Ade confirmed that he has not been consistence with taking his medication because he cannot afford continuous over counter purchase of the drug and in most cases, he adheres to his daily herbal root drink till he can afford to buy his prescribed drugs. His current prescription is metformin (500mg once daily), glibenclamide (7.5mg once daily) and aspirin (75mg, once daily).

Most indigenous Nigerian will rather adhere to daily shots of traditional herbs as a curative path to their disease rather than accepting prescribed drug by their GP for long time management , health care provider constant education on diabetes may help increase patients’ awareness and adherence to medication for improved evidence-based practice among them. (Uloko et. al.,2012).

The efficient quality brand of metformin in Nigeria, Glucophage is pricy and quite unaffordable for low income patient causing a struggle in the management of their disease conditions as a lot medical facility do not have the required guidelines to facilitate the knowledge most people living with diabetes however, this is not a problem among the wealthy people of the same country because of their ability to access quality healthcare and lifestyle management outside the coast of Nigeria (Bosun-Arije et al., 2019).

This confirms the information of the In Africa, the International Diabetes Federation African region that best clinical practise is not offered to diagnosed type2 diabetes patients (IDF, 2017).

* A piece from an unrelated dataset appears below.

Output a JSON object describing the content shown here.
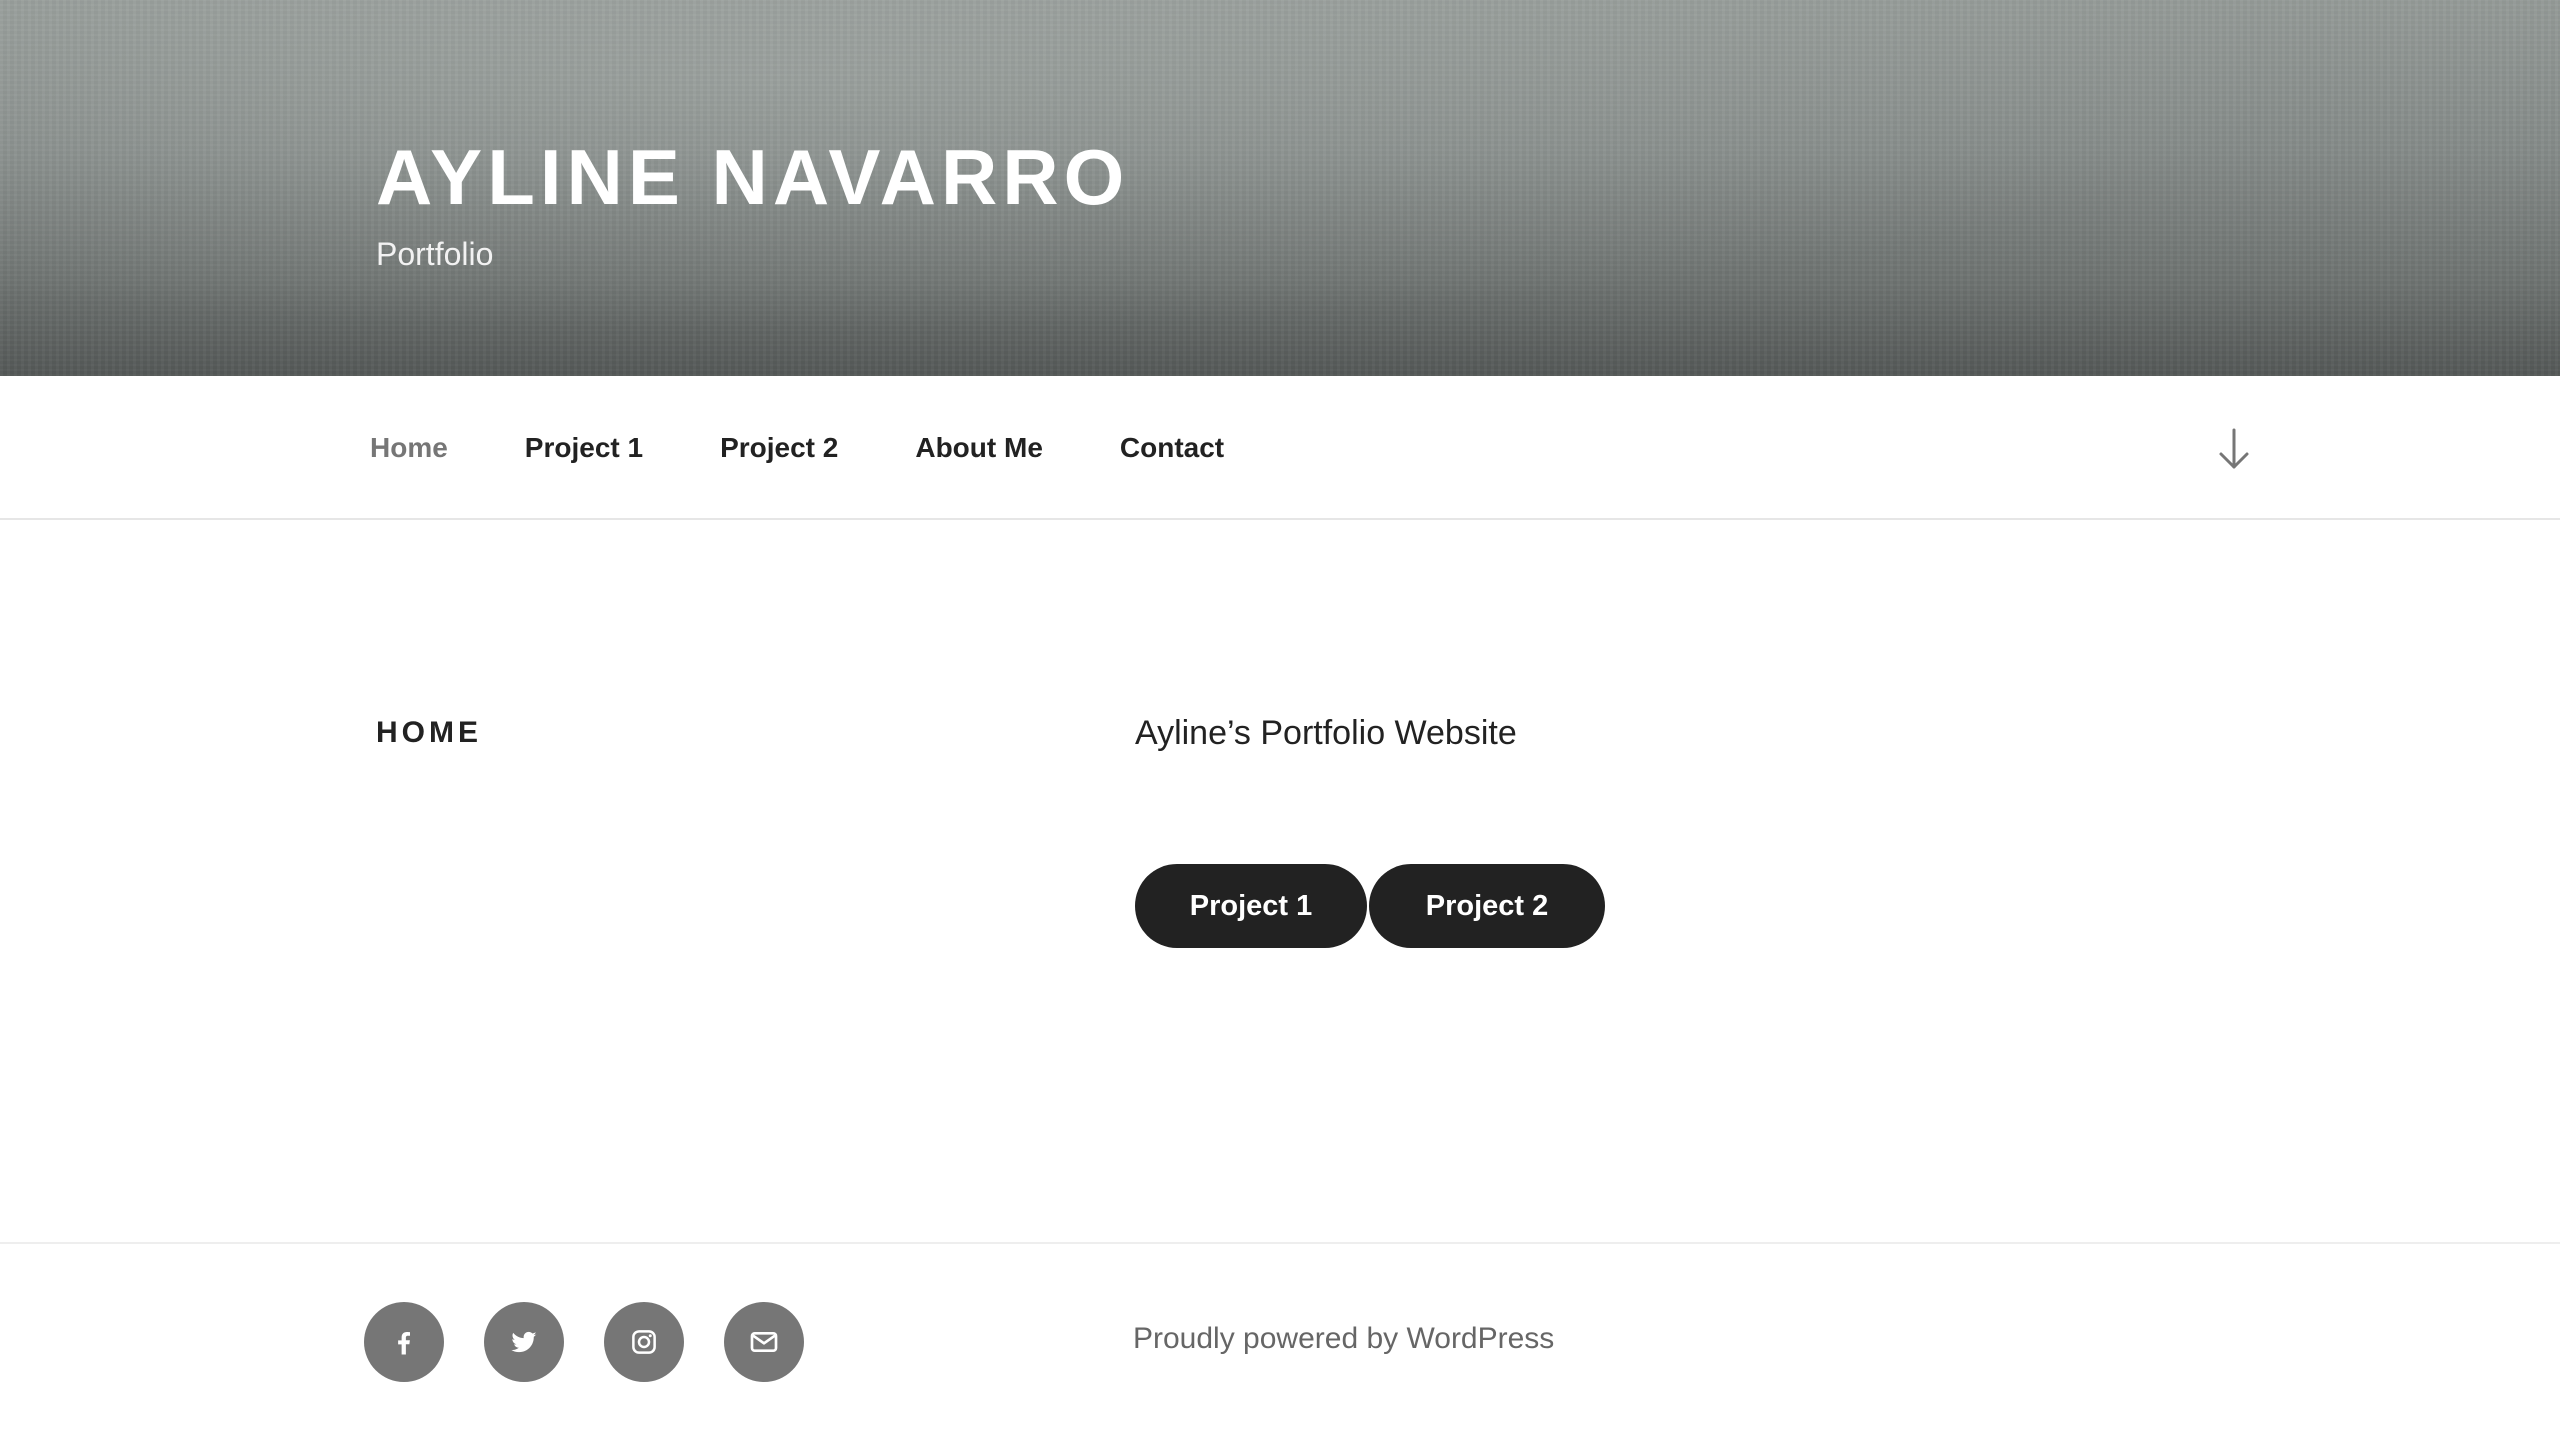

Affluent people can affordably access good healthcare that enables them to manage their illness well. Poor people, however, struggle to gain access to effective treatment. It has been noted that many health settings lack effective policies that can facilitate the empowerment of individuals diagnosed with the condition, especially for people with limited income (Chan, 2016). In Africa, the International Diabetes Federation African region warned that optimal management was not being delivered to most patients diagnosed with T2DM in clinical practice

Metformin due to its wide endorsement and favoured antidiabetic drug by present current clinical guidelines (Ogbonna and Ezenduka 2014, NICE, 2010) has made it the first line of diabetes management drug in Nigeria and it is highly recommended along with lifestyle adjustment for both obese and non-obese diabetic patients.

Adegbola et al., (2017) reported in their study that the effect of metformin for diabetes management supersedes other antihyperglycemic drugs in reducing the problem of macrovascular- and microvascular diseases associated with advance diabetic patient.

Hemmingsen et al., (2014) in comparing the use of either sulfonylurea or metformin as single therapy in the management of type 2 diabetes, metformin was considered widely acceptable as there is no link of hypoglycaemia and not also not associated with weight gain.